I have an app where shop owners can enter 10 zip codes in which they can provide services. Currently these zip codes are stored in single table column. Now what is the best and efficient way to do search based on this? Should I store all zip codes(all US zip codes) in a table and establish many to many relationship or do text search based on the current field using thinking sphinx?
A database guy's perspective . . .
Since you're talking about using Sphinx, I presume you store all 10 ZIP codes in a single row, like this.
shop_id zip_codes
--
167 22301, 22302, 22303, 22304, 22305, 22306, 22307, 22308, 22309, 22310
You'd be far better off storing them like this, for search and for several other reasons.
shop_id zip_codes
--
167 22301
167 22302
167 22303
167 22304
167 22305
167 22306
167 22307
167 22308
167 22309
167 22310
-- Example in SQL.
create table serviced_areas (
shop_id integer not null references shops (shop_id), -- Table "shops" not shown.
zip_code char(5) not null,
primary key (shop_id, zip_code)
);
You can make a good case for stopping after making this single change.
But you can increase data integrity substantially without making any other changes to your database if your dbms supports regular expressions. With that kind of dbms support, you can guarantee that the zip_code column contains only 5 integers, no letters. (There may be other ways to guarantee 5 integers and no letters.)
A table of ZIP codes would further increase data integrity.

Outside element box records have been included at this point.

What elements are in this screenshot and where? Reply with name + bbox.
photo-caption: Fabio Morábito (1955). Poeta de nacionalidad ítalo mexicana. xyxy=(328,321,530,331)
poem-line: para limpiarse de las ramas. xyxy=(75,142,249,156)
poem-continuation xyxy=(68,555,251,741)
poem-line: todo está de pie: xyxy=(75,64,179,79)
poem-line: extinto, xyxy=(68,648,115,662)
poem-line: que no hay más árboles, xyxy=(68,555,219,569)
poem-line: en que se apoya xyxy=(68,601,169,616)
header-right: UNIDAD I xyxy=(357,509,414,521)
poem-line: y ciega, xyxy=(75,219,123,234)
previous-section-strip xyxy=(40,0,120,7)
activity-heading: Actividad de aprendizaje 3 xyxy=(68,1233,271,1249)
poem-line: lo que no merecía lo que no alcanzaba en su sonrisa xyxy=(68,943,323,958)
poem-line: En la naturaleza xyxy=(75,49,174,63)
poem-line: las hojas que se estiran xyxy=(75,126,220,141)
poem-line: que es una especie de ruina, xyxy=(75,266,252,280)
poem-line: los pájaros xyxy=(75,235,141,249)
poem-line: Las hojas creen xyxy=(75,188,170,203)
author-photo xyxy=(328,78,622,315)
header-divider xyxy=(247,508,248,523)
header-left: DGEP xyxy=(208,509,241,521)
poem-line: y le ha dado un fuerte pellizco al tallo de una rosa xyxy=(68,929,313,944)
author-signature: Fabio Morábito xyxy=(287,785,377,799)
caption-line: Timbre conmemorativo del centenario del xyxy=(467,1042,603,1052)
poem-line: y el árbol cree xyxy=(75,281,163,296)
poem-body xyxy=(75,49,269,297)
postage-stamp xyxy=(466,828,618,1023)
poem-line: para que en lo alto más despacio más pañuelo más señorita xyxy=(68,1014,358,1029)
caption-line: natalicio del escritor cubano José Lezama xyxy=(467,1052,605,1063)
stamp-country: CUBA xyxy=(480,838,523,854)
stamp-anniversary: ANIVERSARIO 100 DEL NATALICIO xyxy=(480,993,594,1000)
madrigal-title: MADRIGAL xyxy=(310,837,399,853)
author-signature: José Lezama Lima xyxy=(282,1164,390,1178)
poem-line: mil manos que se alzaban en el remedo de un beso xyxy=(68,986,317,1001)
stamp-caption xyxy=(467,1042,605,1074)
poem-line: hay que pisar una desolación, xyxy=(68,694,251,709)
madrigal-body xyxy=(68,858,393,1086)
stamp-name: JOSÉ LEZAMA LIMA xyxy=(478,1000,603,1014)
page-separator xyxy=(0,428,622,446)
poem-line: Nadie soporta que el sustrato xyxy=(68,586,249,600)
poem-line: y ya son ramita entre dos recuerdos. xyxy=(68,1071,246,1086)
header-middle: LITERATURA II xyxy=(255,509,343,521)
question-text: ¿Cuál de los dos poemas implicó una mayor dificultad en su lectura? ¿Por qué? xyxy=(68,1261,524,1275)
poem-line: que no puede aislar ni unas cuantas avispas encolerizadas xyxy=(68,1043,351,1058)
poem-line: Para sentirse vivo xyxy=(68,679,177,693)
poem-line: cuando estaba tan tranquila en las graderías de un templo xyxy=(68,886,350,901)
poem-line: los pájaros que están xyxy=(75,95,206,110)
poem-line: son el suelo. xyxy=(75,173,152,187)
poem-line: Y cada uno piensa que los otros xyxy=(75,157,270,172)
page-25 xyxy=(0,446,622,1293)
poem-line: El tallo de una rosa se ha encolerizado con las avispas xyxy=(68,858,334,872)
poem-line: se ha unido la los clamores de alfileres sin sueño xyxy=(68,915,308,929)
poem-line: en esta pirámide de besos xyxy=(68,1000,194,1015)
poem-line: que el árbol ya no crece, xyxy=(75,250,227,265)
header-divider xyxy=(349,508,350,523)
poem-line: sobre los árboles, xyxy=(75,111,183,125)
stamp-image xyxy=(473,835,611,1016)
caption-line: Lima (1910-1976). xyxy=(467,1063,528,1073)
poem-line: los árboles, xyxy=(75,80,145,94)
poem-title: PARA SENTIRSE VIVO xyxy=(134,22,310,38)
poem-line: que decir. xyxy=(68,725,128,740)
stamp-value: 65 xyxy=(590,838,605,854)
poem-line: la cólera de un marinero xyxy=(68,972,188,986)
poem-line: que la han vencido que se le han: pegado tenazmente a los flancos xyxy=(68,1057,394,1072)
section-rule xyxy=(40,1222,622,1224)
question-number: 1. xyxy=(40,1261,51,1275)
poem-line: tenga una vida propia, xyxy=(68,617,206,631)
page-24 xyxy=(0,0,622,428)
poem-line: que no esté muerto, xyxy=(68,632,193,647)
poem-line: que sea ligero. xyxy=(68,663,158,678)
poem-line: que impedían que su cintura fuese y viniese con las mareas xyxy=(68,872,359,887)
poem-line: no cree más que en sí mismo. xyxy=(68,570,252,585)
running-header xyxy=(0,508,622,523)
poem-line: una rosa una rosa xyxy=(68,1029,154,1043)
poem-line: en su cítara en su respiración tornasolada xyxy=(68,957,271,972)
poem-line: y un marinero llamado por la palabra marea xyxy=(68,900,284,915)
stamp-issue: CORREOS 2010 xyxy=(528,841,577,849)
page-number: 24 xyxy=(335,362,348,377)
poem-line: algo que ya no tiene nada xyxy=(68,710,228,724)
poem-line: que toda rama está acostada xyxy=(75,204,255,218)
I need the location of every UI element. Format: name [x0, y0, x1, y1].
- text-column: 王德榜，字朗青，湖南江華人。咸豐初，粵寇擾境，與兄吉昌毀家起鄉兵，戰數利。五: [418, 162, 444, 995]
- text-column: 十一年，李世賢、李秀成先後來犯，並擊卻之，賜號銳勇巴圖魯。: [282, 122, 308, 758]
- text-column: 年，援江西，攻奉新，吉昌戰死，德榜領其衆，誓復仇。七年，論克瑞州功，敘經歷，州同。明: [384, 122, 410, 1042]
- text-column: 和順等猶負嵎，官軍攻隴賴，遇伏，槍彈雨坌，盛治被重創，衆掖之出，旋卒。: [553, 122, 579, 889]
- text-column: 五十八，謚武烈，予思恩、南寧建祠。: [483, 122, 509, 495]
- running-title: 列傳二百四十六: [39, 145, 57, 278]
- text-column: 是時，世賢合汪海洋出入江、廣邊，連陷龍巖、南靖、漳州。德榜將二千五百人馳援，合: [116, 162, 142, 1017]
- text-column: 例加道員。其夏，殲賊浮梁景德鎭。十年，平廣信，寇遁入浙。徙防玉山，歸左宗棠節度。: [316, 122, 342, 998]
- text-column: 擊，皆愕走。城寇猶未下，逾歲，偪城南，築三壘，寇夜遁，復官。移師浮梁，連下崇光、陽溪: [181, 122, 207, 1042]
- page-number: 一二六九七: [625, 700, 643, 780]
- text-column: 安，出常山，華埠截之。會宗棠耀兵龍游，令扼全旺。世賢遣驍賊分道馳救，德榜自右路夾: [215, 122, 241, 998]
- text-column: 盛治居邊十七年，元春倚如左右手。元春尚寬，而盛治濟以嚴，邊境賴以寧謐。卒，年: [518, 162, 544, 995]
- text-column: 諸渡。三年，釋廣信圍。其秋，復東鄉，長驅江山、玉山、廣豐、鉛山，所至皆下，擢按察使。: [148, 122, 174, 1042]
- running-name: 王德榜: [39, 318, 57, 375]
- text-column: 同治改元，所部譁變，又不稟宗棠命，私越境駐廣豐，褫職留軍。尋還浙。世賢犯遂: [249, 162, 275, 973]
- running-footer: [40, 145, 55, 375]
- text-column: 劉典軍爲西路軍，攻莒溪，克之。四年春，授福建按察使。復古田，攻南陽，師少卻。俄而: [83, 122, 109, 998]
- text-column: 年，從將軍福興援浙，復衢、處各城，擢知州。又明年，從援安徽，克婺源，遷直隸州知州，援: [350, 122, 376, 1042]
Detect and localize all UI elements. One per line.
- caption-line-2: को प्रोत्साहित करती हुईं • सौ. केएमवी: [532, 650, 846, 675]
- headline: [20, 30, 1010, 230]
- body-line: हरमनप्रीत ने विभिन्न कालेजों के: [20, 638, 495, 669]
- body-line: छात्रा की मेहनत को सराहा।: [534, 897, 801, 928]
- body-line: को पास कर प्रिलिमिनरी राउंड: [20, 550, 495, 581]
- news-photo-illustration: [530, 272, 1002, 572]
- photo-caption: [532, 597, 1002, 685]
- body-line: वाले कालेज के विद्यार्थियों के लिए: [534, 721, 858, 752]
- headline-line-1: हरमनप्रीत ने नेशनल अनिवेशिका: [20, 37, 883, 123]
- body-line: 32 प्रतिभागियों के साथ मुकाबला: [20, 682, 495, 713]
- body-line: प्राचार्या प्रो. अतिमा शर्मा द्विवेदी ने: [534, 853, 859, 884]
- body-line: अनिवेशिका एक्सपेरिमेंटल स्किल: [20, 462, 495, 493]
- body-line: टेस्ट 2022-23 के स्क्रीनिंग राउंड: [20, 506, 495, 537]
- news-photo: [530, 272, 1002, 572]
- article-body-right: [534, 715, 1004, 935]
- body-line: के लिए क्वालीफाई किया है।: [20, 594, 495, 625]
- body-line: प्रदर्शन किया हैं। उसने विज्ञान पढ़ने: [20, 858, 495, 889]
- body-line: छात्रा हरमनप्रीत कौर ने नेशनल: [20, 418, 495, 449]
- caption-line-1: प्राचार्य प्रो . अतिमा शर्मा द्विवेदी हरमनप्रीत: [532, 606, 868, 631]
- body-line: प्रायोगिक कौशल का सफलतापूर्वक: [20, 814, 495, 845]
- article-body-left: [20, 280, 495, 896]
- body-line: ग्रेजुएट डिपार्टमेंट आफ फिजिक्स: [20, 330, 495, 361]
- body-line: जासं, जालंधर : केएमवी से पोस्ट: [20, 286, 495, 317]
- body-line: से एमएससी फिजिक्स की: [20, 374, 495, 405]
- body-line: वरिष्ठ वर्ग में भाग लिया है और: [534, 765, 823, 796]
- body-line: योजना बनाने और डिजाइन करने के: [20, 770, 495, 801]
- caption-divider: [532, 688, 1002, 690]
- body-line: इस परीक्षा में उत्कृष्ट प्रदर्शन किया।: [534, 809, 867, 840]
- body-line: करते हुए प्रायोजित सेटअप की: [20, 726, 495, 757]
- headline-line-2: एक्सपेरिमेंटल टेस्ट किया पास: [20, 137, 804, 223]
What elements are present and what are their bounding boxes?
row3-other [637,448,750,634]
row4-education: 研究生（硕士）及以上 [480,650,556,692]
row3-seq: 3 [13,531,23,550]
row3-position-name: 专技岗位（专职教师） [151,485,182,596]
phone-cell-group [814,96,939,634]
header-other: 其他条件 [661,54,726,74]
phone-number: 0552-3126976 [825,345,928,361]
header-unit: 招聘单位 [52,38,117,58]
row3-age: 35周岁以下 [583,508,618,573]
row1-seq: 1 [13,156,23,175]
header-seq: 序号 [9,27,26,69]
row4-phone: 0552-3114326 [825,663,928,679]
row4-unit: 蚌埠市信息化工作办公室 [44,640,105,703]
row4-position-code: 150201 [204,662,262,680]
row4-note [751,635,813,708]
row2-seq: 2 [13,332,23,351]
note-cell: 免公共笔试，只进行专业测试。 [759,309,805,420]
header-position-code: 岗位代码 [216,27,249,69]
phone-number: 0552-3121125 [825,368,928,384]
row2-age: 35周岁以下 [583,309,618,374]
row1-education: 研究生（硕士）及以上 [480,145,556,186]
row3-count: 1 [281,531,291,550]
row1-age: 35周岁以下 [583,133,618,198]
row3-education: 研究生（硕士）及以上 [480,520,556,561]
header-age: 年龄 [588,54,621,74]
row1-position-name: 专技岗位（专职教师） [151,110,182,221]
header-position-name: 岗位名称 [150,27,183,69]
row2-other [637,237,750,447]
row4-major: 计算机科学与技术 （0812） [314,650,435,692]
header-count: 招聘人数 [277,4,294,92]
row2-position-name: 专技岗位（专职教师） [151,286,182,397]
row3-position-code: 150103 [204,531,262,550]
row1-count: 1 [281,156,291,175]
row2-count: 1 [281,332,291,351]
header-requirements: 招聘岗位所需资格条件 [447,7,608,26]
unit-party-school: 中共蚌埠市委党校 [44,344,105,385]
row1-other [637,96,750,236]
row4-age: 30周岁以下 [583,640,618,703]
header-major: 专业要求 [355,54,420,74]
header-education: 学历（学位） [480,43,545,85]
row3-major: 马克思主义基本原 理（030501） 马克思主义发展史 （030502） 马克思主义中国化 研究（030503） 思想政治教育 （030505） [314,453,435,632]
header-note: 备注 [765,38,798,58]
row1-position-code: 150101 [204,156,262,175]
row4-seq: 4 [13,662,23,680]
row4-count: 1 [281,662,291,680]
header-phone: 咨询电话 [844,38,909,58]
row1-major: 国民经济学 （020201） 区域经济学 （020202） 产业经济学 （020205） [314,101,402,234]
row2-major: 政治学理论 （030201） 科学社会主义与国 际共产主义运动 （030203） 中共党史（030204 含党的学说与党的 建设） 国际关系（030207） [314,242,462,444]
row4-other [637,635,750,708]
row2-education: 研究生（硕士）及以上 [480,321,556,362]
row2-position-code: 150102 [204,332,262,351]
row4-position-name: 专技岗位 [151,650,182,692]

But you could easily argue that the shop owners have a vested interest in entering valid ZIP codes in the first place, and that this isn't worth more effort on your part. ZIP codes change pretty often; don't expect a "complete" table of ZIP codes to be accurate for very long. And you need to have a well-defined procedure for dealing with both new and expired ZIP codes.
-- Example in SQL
create table zip_codes (
zip_code char(5) primary key
);
create table serviced_areas (
shop_id integer not null references shops (shop_id),
zip_code char(5) not null references zip_codes (zip_code),
primary key (shop_id, zip_code)
);
You will need the zipcodes plus latitude/longitude in your db if you're using sphinx to do geospatial search (not really, you can use a text file or xml I suppose).
By geospatial search I mean something like "Find stores within 20 miles of your location"
For flexibility and efficiency, I would pick #1 ....
"store all zip codes in a table and establish many to many
relationship"
...with the assumption you also need to store other zip code data fields (City, State, county, Lat/Long, etc.). In that case your intersection would be: shop_id to zipcode_id(s). However, if you do not need/have extended ZIP Code data fields, then a single separate table with shop_id to the acutal zipcodes (not id) will be fine in my opinion.